Serves: 10 slices + 2 cups (480 mL; 16 servings) sauce
Raw Crust
  • 1 cup (160g) raw whole almonds
  • 1 cup (170g) firmly packed chopped pitted dates, plus more as needed
Classic Vegan Cheesecake Filling
  • ¾ cup (180ml) coconut oil (in liquid form)
  • ½ cup (120ml) full-fat canned coconut milk (shake, then pour)

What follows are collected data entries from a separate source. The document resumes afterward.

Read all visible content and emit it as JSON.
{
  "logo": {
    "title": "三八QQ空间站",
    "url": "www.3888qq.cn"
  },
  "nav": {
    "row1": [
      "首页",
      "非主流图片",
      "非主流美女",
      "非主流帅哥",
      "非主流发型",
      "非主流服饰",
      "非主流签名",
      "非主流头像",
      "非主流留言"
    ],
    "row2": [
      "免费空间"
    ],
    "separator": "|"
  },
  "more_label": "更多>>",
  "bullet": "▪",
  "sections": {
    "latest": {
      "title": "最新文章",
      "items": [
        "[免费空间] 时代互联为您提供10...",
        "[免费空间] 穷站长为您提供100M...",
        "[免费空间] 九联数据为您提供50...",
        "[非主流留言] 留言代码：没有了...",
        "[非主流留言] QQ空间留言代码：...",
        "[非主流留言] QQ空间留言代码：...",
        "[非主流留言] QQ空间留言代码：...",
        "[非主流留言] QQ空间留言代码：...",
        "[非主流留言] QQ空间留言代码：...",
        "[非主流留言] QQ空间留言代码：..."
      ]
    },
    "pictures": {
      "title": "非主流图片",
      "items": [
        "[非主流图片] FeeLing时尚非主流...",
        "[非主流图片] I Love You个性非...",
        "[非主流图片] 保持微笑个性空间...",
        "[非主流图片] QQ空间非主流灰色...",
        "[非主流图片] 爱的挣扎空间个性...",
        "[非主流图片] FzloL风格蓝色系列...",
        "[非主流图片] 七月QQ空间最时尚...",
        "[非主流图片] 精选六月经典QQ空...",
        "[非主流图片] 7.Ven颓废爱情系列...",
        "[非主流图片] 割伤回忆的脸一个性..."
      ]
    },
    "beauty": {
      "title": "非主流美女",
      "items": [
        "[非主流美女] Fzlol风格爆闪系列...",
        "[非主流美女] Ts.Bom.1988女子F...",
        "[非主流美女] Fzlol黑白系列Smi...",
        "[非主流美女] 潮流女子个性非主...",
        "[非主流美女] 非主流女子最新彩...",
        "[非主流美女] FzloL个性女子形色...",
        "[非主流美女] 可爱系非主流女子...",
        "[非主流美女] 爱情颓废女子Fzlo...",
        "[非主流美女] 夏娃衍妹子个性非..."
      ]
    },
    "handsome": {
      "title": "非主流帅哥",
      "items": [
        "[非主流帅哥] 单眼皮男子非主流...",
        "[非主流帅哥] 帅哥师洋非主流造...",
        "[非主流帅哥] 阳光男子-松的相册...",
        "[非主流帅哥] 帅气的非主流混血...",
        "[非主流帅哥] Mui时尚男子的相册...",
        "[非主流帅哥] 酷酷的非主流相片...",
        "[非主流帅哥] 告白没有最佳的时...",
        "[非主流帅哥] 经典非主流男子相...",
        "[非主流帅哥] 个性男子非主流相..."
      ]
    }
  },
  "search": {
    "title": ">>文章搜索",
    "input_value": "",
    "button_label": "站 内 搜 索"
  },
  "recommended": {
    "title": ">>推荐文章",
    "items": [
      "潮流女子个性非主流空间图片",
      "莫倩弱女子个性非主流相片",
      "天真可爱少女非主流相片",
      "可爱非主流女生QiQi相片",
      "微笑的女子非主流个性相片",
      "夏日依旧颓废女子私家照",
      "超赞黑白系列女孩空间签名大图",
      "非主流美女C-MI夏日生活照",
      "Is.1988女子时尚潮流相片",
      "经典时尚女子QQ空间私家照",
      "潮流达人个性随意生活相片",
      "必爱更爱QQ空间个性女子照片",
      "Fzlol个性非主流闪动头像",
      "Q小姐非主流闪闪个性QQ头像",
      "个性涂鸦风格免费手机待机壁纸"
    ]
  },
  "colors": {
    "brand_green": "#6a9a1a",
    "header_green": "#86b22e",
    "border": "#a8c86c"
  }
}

  • ½ cup (120ml) fresh lemon juice
  • ½ cup (120ml) pure maple syrup
  • 3 cups (420g) raw unsalted cashews, soaked
  • 1 teaspoon natural vanilla extract
  • Pinch of natural salt
  • Coconut Cream, to serve (optional)
  • Optional boosters: 1 tablespoon finely grated lemon zest, plus more to taste and garnish and/or 1 tablespoon poppy seeds
Sweet Strawberry Sauce
  • ¼ cup (60ml) raw coconut water or filtered water
  • ½ cup (85g) firmly packed pitted dates, soaked
  • 2 cups (300g) hulled and halved fresh strawberries
  • 1 tablespoon fresh lemon juice, plus more to taste
  • Pinch of natural salt
  • Optional boosters: 1 teaspoon Grand Marnier, 1 teaspoon minced fresh ginger, plus more to taste, or ¼ teaspoon natural vanilla extract
  1. To make the crust, grease a 9- or 10-inch (23 or 25cm) springform pan with coconut oil.
  2. Process the almonds and dates in a food processor until the mixture is well combined and clumps together.
  3. Form the mixture into a ball; if it doesn’t hold together, you may need
  4. to add a bit more chopped date and process again.
  5. Press the mixture into the bottom of the prepared pan and set aside.
  6. To make the filling, throw all of the ingredients into your blender in the order listed, including the lemon zest booster, and blend for about 1 minute, until rich and creamy. To achieve the smoothest filling, stop the machine periodically and scrape down the sides of the container.
  7. Add the poppy seed booster once the filling is completely blended, and then blast for just a few seconds to combine.
  8. Pour the filling into the crust.
  9. Cover the pan with aluminum foil and freeze the cheesecake for 6 to 8 hours, until solidified.
  10. To serve, transfer the pan from the freezer to the fridge and defrost for about 30 minutes.
  11. Gently release and remove the sides of the springform pan, and then cut the cheesecake into 10 even slices with a very sharp knife.
  12. Keeping the slices together on the springform pan bottom, return the cheesecake to the fridge to continue defrosting for another 30 minutes before serving.
  13. Serve the slices plain or drizzle each one with 2 tablespoons of the Sweet Strawberry Sauce and top with a dollop of the Coconut Cream. Pass the remaining strawberry sauce and coconut cream at the table.
  14. For the strawberry sauce, throw everything into your blender, including any of the boosters, and blast on high for 30 to 60 seconds, until smooth.
  15. Tweak the dates, lemon juice, and ginger to taste. This sauce will keep in the fridge for about 5 days.
Because of the coconut oil, this filling will melt if left out at room temperature.
Also, the Prep time does not include soaking and chilling times. This dessert is best prepared a day ahead.